Gil Ofarim eskaliert im Dschungelcamp: Streit um Lügen, Opferrolle und Schweigepflicht
Oswin BolanderGil Ofarim eskaliert im Dschungelcamp: Streit um Lügen, Opferrolle und Schweigepflicht
Gil Ofarim steht erneut in der Kritik nach seinem Auftritt in Ich bin ein Star – Holt mich hier raus! Der Sänger, der für Kontroversen bekannt ist, geriet in einer Live-Diskussion mit Mitkandidatin Ariel aneinander, als es um seine Vergangenheit ging. Im Mittelpunkt stand ein Vorfall aus dem Jahr 2021, bei dem Ofarim fälschlicherweise einen Hotelmitarbeiter antisemitischer Äußerungen bezichtigt hatte – und später vor Gericht zugab, gelogen zu haben.
Der Streit eskalierte, als Ariel Ofarim mit seiner Weigerung konfrontierte, sich zu dem Fall von 2021 zu äußern. Ofarim reagierte gereizt und beharrte darauf, niemandem eine Erklärung schuldig zu sein, warum er an der Show teilnehme. Ariel warf ihm daraufhin vor, sich als Opfer darzustellen und über eine Unterlassungserklärung im Zusammenhang mit dem Vorfall zu lügen.

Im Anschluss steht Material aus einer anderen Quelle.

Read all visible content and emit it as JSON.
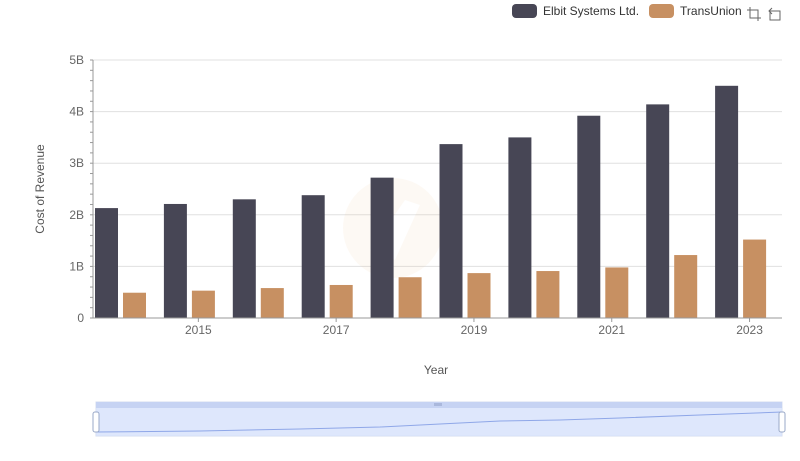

Ofarim hatte zuvor vor Gericht eingeräumt, dass seine Anschuldigungen gegen den Leipziger Hotelangestellten falsch waren. Das Verfahren wurde unter der Auflage eingestellt, dass er sich entschuldigte. Der Mitarbeiter unterliegt jedoch weiterhin einer vertraglichen Schweigepflicht und darf sich nicht öffentlich zu den Vorgängen äußern. Während der Sendung sprach Ofarim auch über seine finanziellen Probleme und erklärte, er nehme teil, um Rechnungen zu bezahlen und seine Kinder zu unterstützen. Unterdessen kritisierten Ariel und Mirja du Mont sein Verhalten und warfen ihm vor, keine Reue für sein früheres Handeln zu zeigen.

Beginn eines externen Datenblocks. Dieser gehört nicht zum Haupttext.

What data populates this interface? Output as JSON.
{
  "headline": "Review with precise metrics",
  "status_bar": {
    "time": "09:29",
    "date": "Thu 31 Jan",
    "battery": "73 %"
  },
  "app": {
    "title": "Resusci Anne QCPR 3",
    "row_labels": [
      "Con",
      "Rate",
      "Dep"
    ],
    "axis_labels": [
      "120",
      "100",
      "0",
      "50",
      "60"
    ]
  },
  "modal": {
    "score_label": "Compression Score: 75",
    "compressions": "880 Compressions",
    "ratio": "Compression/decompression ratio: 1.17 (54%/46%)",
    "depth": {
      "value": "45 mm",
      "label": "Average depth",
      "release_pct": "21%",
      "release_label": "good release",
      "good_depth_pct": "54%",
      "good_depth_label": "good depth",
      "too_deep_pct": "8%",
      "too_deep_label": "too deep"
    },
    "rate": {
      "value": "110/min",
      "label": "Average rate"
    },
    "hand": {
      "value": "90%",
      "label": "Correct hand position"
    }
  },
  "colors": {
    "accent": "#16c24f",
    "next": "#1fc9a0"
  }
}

Die Auseinandersetzung hat die Debatte um Ofarims falsche Anschuldigung von 2021 neu entfacht. Zwar ist der Rechtsstreit beigelegt, doch die Schweigepflicht verhindert weiterhin, dass sich der Hotelmitarbeiter äußert. Ofarims Auftritt in der Show lenkt nun erneut die Aufmerksamkeit auf seine ungelösten Kontroversen.